Prioritize their activities: When managing a workaholic set clear priorities for the tasks at hand. Also, pay attention to the way they work and how they spend their time. Workaholics are driven to overdo it, so do what you can to keep them focused on a limited set of priorities with defined tasks, schedules, and outcomes.
Limit their smart phone use: Many workaholics try to multitask at their own expense. One of the key drivers of over-multitasking is the smart phone. This month’s Psychology Today cited a study out of the University of Southern Maine that found “the mere presence of a cell phone can reduce the quality of your task performance.” When working in a group or attending meetings make a rule that everyone must leave their smart phone behind, particularly those multitasking workaholics.
Set clear boundaries: Workaholics tend to have few boundaries when it comes to their work. They are the ones who will e-mail you at 2am looking for feedback or call with a question as you are sitting down to dinner with you family. Be sure to set clear boundaries around appropriate times for meetings and communications with yourself and the other team members. Also, be sure to actually enforce them.

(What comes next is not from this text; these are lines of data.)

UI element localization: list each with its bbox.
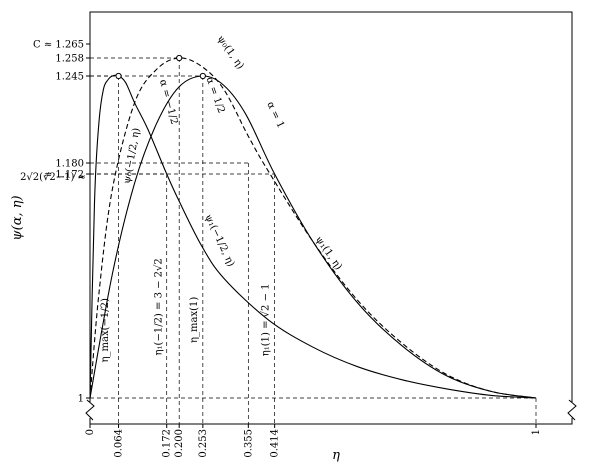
annotation-5: ψ₁(−1/2, η) [202, 213, 236, 269]
x-tick-label-7: 1 [531, 429, 542, 435]
annotation-4: α = 1 [264, 100, 286, 130]
y-tick-label-1: ≈ 1.172 [44, 170, 84, 181]
series-line-1 [89, 57, 537, 399]
max-marker-2 [199, 72, 206, 80]
annotation-10: η₁(1) = √2 − 1 [260, 283, 271, 356]
x-tick-label-4: 0.253 [198, 429, 209, 458]
series-lines [89, 57, 537, 399]
annotation-9: η_max(1) [189, 297, 200, 343]
annotation-1: α = −1/2 [157, 78, 180, 125]
annotation-2: α = 1/2 [203, 76, 226, 115]
x-tick-label-6: 0.414 [270, 429, 281, 458]
max-marker-1 [176, 54, 183, 62]
max-marker-0 [115, 72, 122, 80]
x-axis-title: η [332, 448, 340, 463]
plot-frame [89, 11, 573, 425]
x-tick-label-5: 0.355 [243, 429, 254, 458]
axes-box [89, 11, 573, 425]
y-tick-label-0: 1 [78, 394, 84, 405]
x-tick-label-2: 0.172 [162, 429, 173, 458]
x-tick-label-0: 0 [85, 429, 96, 435]
annotation-3: ψ₀(1, η) [215, 34, 246, 72]
axis-break-right [567, 399, 577, 421]
y-tick-label-3: 1.245 [55, 72, 84, 83]
annotation-6: ψ₁(1, η) [313, 234, 344, 272]
annotation-8: η₁(−1/2) = 3 − 2√2 [153, 258, 164, 355]
y-axis-title: ψ(α, η) [10, 195, 25, 240]
x-tick-label-3: 0.200 [174, 429, 185, 458]
annotation-group: ψ₀(−1/2, η)α = −1/2 α = 1/2ψ₀(1, η)α = 1ψ… [100, 34, 344, 363]
y-extra-label: 2√2(√2−1) ≈ [20, 172, 86, 183]
axis-break-left [85, 399, 95, 421]
reference-lines [90, 57, 537, 424]
axis-break-marks [85, 399, 577, 421]
series-line-0 [89, 74, 537, 399]
x-tick-label-1: 0.064 [114, 429, 125, 458]
series-line-2 [89, 75, 537, 399]
y-tick-label-2: 1.180 [55, 159, 84, 170]
x-tick-group: 0 0.064 0.172 0.200 0.253 0.355 0.414 1 [85, 424, 542, 458]
annotation-7: η_max(−1/2) [100, 298, 111, 362]
y-tick-label-5: C ≈ 1.265 [33, 40, 84, 51]
marker-points [115, 54, 206, 80]
y-tick-label-4: 1.258 [55, 54, 84, 65]
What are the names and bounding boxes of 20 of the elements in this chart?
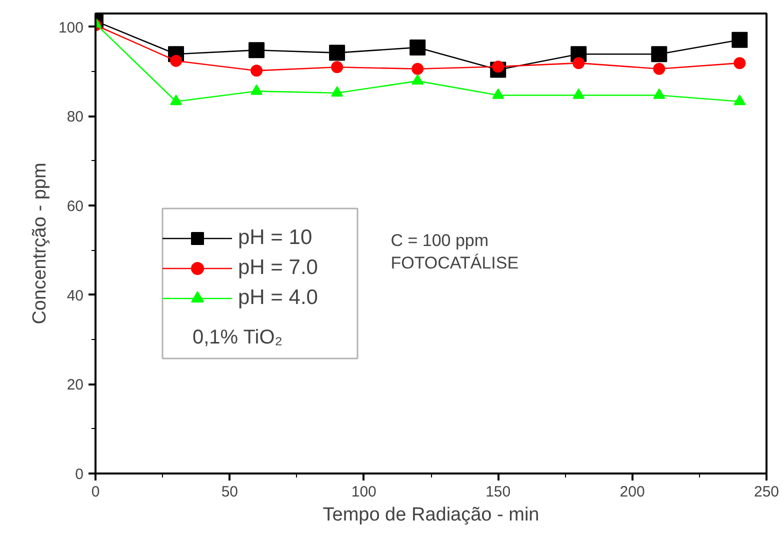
- x-tick-label: 200: [620, 484, 645, 500]
- annotation: C = 100 ppm: [390, 231, 489, 250]
- legend-label: pH = 7.0: [238, 256, 318, 280]
- legend-label: pH = 10: [238, 226, 312, 250]
- x-axis-title: Tempo de Radiação - min: [322, 504, 540, 526]
- x-tick-label: 0: [91, 484, 100, 500]
- y-tick-label: 20: [66, 376, 84, 394]
- y-tick-label: 100: [58, 19, 84, 36]
- legend-label: pH = 4.0: [238, 286, 318, 310]
- y-tick-label: 0: [75, 466, 84, 483]
- y-tick-label: 60: [66, 198, 84, 216]
- x-tick-label: 250: [754, 484, 780, 500]
- x-tick-label: 50: [221, 484, 238, 500]
- annotation: 0,1% TiO₂: [192, 326, 283, 348]
- annotation: FOTOCATÁLISE: [390, 254, 519, 273]
- y-axis-title: Concentrção - ppm: [29, 162, 50, 324]
- x-tick-label: 150: [486, 484, 511, 500]
- y-tick-label: 40: [66, 287, 84, 304]
- y-tick-label: 80: [66, 108, 84, 126]
- x-tick-label: 100: [351, 484, 376, 500]
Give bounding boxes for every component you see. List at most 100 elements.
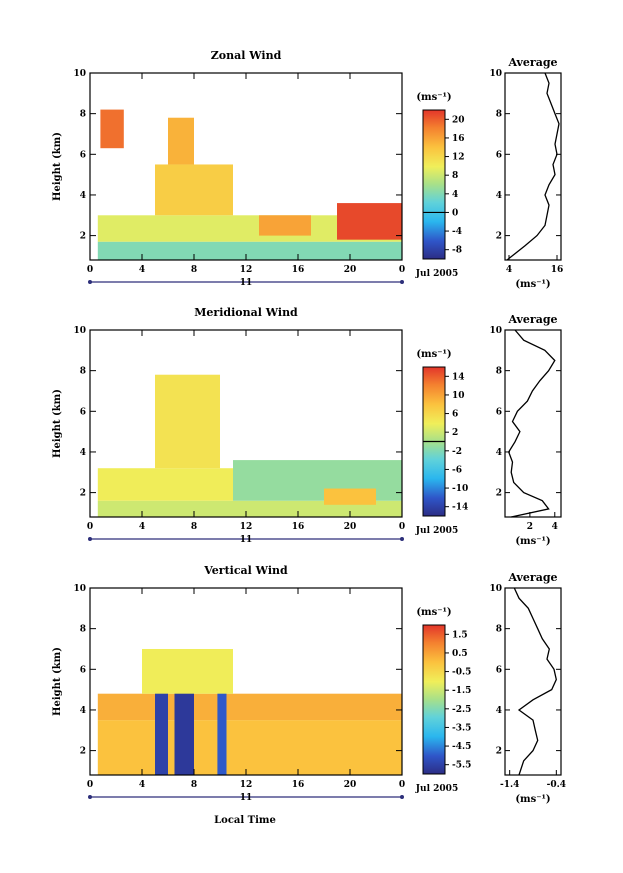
average-y-tick-label: 2 [496, 747, 502, 757]
colorbar-unit: (ms⁻¹) [416, 349, 451, 360]
x-tick-label: 4 [139, 265, 145, 275]
x-tick-label: 0 [87, 265, 93, 275]
x-tick-label: 20 [344, 265, 357, 275]
average-x-tick-label: -0.4 [547, 780, 566, 790]
panel-1: Meridional Wind 2 4 6 8 10 0 4 8 12 16 20 0 Height (k… [52, 306, 562, 547]
colorbar-tick-label: 16 [452, 134, 465, 144]
average-x-label: (ms⁻¹) [515, 536, 550, 547]
heatmap-cell [155, 374, 220, 469]
heatmap-cell [97, 468, 233, 501]
colorbar [422, 624, 446, 775]
average-y-tick-label: 4 [496, 191, 502, 201]
y-tick-label: 10 [73, 69, 86, 79]
x-tick-label: 8 [191, 780, 197, 790]
x-tick-label: 4 [139, 522, 145, 532]
colorbar-tick-label: 2 [452, 428, 458, 438]
y-tick-label: 8 [80, 110, 86, 120]
y-tick-label: 10 [73, 326, 86, 336]
heatmap-cell [155, 673, 168, 775]
y-axis-label: Height (km) [52, 389, 63, 458]
colorbar-tick-label: 10 [452, 391, 465, 401]
x-tick-label: 0 [399, 780, 405, 790]
y-axis-label: Height (km) [52, 132, 63, 201]
day-bar-end [400, 280, 404, 284]
x-tick-label: 12 [240, 780, 253, 790]
heatmap-cell [97, 693, 403, 721]
heatmap-cell [233, 460, 402, 501]
x-tick-label: 16 [292, 780, 305, 790]
average-title: Average [507, 313, 557, 326]
average-y-tick-label: 2 [496, 489, 502, 499]
colorbar-tick-label: -5.5 [452, 761, 471, 771]
average-y-tick-label: 2 [496, 232, 502, 242]
average-y-tick-label: 8 [496, 367, 502, 377]
day-label: 11 [240, 793, 253, 803]
colorbar-tick-label: -6 [452, 465, 462, 475]
x-tick-label: 20 [344, 780, 357, 790]
y-tick-label: 4 [80, 191, 86, 201]
colorbar [422, 109, 446, 260]
panel-title: Vertical Wind [203, 564, 288, 577]
colorbar-tick-label: -8 [452, 246, 462, 256]
x-tick-label: 16 [292, 522, 305, 532]
y-tick-label: 6 [80, 150, 86, 160]
average-frame [504, 72, 562, 261]
colorbar-tick-label: 0.5 [452, 649, 468, 659]
average-profile-line [506, 72, 560, 261]
date-label: Jul 2005 [415, 269, 458, 279]
heatmap-cell [100, 109, 124, 149]
average-y-tick-label: 6 [496, 407, 502, 417]
y-tick-label: 4 [80, 706, 86, 716]
average-y-tick-label: 4 [496, 448, 502, 458]
colorbar-tick-label: -14 [452, 503, 468, 513]
average-title: Average [507, 571, 557, 584]
average-x-tick-label: 4 [552, 522, 558, 532]
colorbar-tick-label: -4.5 [452, 742, 471, 752]
x-tick-label: 0 [399, 522, 405, 532]
colorbar-tick-label: -10 [452, 484, 468, 494]
colorbar-tick-label: -2.5 [452, 705, 471, 715]
y-tick-label: 6 [80, 407, 86, 417]
y-tick-label: 2 [80, 232, 86, 242]
y-tick-label: 2 [80, 747, 86, 757]
day-label: 11 [240, 535, 253, 545]
panel-title: Meridional Wind [194, 306, 298, 319]
colorbar-unit: (ms⁻¹) [416, 607, 451, 618]
average-profile-line [513, 587, 557, 776]
day-bar-end [400, 795, 404, 799]
average-y-tick-label: 10 [489, 584, 502, 594]
colorbar-tick-label: 20 [452, 115, 465, 125]
average-x-label: (ms⁻¹) [515, 279, 550, 290]
colorbar-unit: (ms⁻¹) [416, 92, 451, 103]
colorbar-tick-label: 1.5 [452, 630, 468, 640]
panel-2: Vertical Wind 2 4 6 8 10 0 4 8 12 16 20 0 Height (km)… [52, 564, 566, 805]
average-y-tick-label: 10 [489, 69, 502, 79]
date-label: Jul 2005 [415, 784, 458, 794]
x-tick-label: 12 [240, 265, 253, 275]
y-tick-label: 10 [73, 584, 86, 594]
colorbar-tick-label: 14 [452, 372, 465, 382]
day-bar-end [400, 537, 404, 541]
y-tick-label: 4 [80, 448, 86, 458]
average-frame [504, 329, 562, 518]
heatmap-cell [97, 720, 403, 775]
colorbar-tick-label: -2 [452, 447, 462, 457]
heatmap-cell [259, 215, 311, 236]
heatmap-cell [155, 164, 233, 216]
average-y-tick-label: 8 [496, 110, 502, 120]
y-tick-label: 2 [80, 489, 86, 499]
x-tick-label: 12 [240, 522, 253, 532]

Provide resources: Research from Wayne Hochwarter and Daniel Herrera of Florida State University (FSU) found that workaholics that had adequate access to the resources required for their work reported significantly higher satisfaction and lower rates of burnout and frustration. As a manager it is imperative you provide your people with the resources they need to get the job done. Be sure to have a conversation about both resources and team support to make sure they aren’t fighting unnecessary battles.
Encourage extracurricular activities: The FSU researchers also found that workaholics report feeling guilty about taking time off, which may inhibit their willingness to do so. Talk about the fun you had over the weekend, but also point out the interesting experiences you had that enhanced your creativity on the job. The best way to subtly nudge the workaholic into dipping their toe in outside life is to tie it to work in some way, so as to get them to at least consider trying. If they can see how being healthy or spending some time traveling may help them in their work, they may take a stab at it.
Don’t be an enabler: Workaholism can be an addiction. The last thing you want to do is enable the workaholic by legitimizing their beliefs about their workload. Avoid offering to pick-up extra work or chip-in on a weekend, because it won’t matter. The workaholic will find something else to fill the void. The best thing you can do is reward those who are efficient and talk about the importance of quality as opposed to quantity.
Remember, effort doesn’t always equal results. You have to find that sweet spot that allows you to maximize productivity while also maximizing your personal time. Be sure to spend time helping your workaholics find the right blend of work and life.